Reputation: 17040
Say I am writing a lexer for scanning robots.txt.
Say I want to start with the old RFC (http://www.robotstxt.org/norobots-rfc.txt) and only want to do the most basic syntax:
# COMMENT
User-agent: Google
Disallow: /admin
Disallow: /foo.html
Allow: /bar/bar.html
The very basic rules would be like this in Python
_RULES = [
(WHITESPACE, r"\s+"),
(COLON, r":"),
(COMMENT, r"#.+"),
(UA_ID, r"user-agent"),
(ALLOW_ID, r"allow"),
(DISALLOW_ID, r"disallow"),
(RPATH, r"(\/[a-zA-Z0-9|\:|\@|\&|\=\.]*)+"),
(UA_VALUE, r".+"),
]
Note if we put UA_VALUE
before RPATH
, the greediness will match /admin
to be UA_VALUE
, which is not what we really want later in the parser process.
Now supposed I want my lexer to take in a set of "extension rules" (many robots.txt now have "custom" directives, which was foreseen in the old RFC as "extension").
An extension might be to support full URL instead of path fragement like RPATH
. Or if we support Craw-delay
which takes in numbers or fractions. Now the user has to insert the new extension rules into the _RULES
in the right order to avoid matching to the wrong rule, producing the wrong kind of token.
I can see the problem with using regex incompetently, but I believe this order-sensitive issue can also exist in the hand-written, char-by-char, switch-statement based approach.

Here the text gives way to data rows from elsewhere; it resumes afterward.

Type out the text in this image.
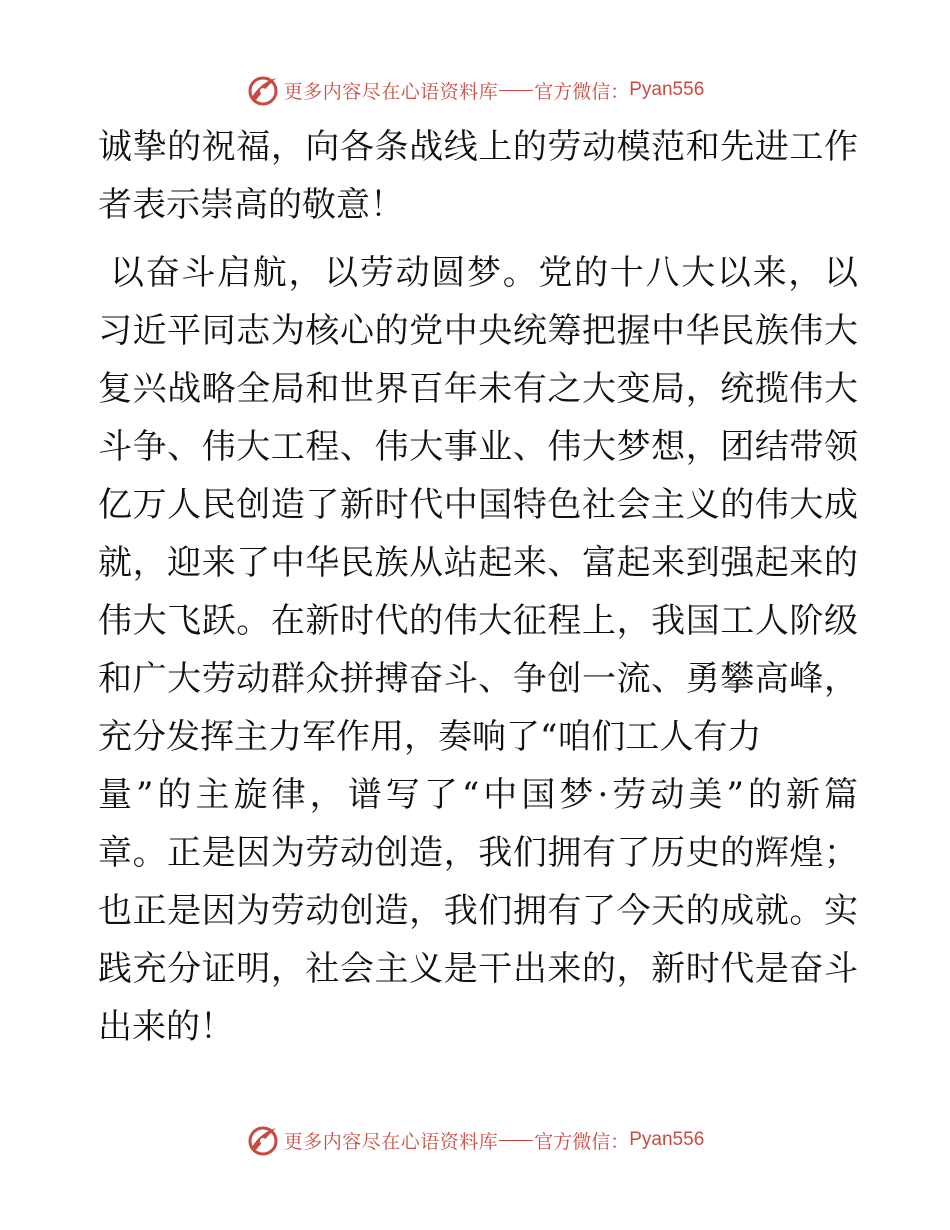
更多内容尽在心语资料库 官方微信： Pyan556
诚挚的祝福，向各条战线上的劳动模范和先进工作
者表示崇高的敬意！
以奋斗启航，以劳动圆梦。党的十八大以来，以
习近平同志为核心的党中央统筹把握中华民族伟大
复兴战略全局和世界百年未有之大变局，统揽伟大
斗争、伟大工程、伟大事业、伟大梦想，团结带领
亿万人民创造了新时代中国特色社会主义的伟大成
就，迎来了中华民族从站起来、富起来到强起来的
伟大飞跃。在新时代的伟大征程上，我国工人阶级
和广大劳动群众拼搏奋斗、争创一流、勇攀高峰，
充分发挥主力军作用，奏响了“咱们工人有力
量”的主旋律，谱写了“中国梦·劳动美”的新篇
章。正是因为劳动创造，我们拥有了历史的辉煌；
也正是因为劳动创造，我们拥有了今天的成就。实
践充分证明，社会主义是干出来的，新时代是奋斗
出来的！
更多内容尽在心语资料库 官方微信： Pyan556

In general, can we avoid this ordering problem? Or do I attempt to "fix" the wrong token type later in the semantic analysis by "trying to fix" the kind of token by looking at its neighbors? It might work for trivial language like robots.txt. Do I need to break some of my rules further down to smaller unit? For example, instead of regex the entire http/https://url...
I would do http://
and https://
as two separate token types.
Upvotes: 0
Views: 53
Reputation: 241731
You could just include the : in the field-name tokens. Also, the "standard" insists that the declaration start in the first column, so you could also add an anchor operator (^
). If that were not the case, you could dress the regex up a bit:
"^[[:blank:]]*Allow[[:blank:]]*:"
Beyond that, robots.txt
, like many internet standards, does not yield very well to non-semantic lexical analysis. Individual directives have their own lexical rules. Unextended robots.txt
is an easy case, since the only things that are allowed are (partial) URLs in the case of Allow
and Disallow
and arbitrary strings not containing a # in the case of User-Agent
. But extensions might have their own formats.
My usual approach to parsing field: value
protocols is to extract the field (using a simple regex like the one above), and then look the syntax up in a table which maps field-names to value-parsers. There are a variety of variants on this theme, but that's the basic idea.
Upvotes: 1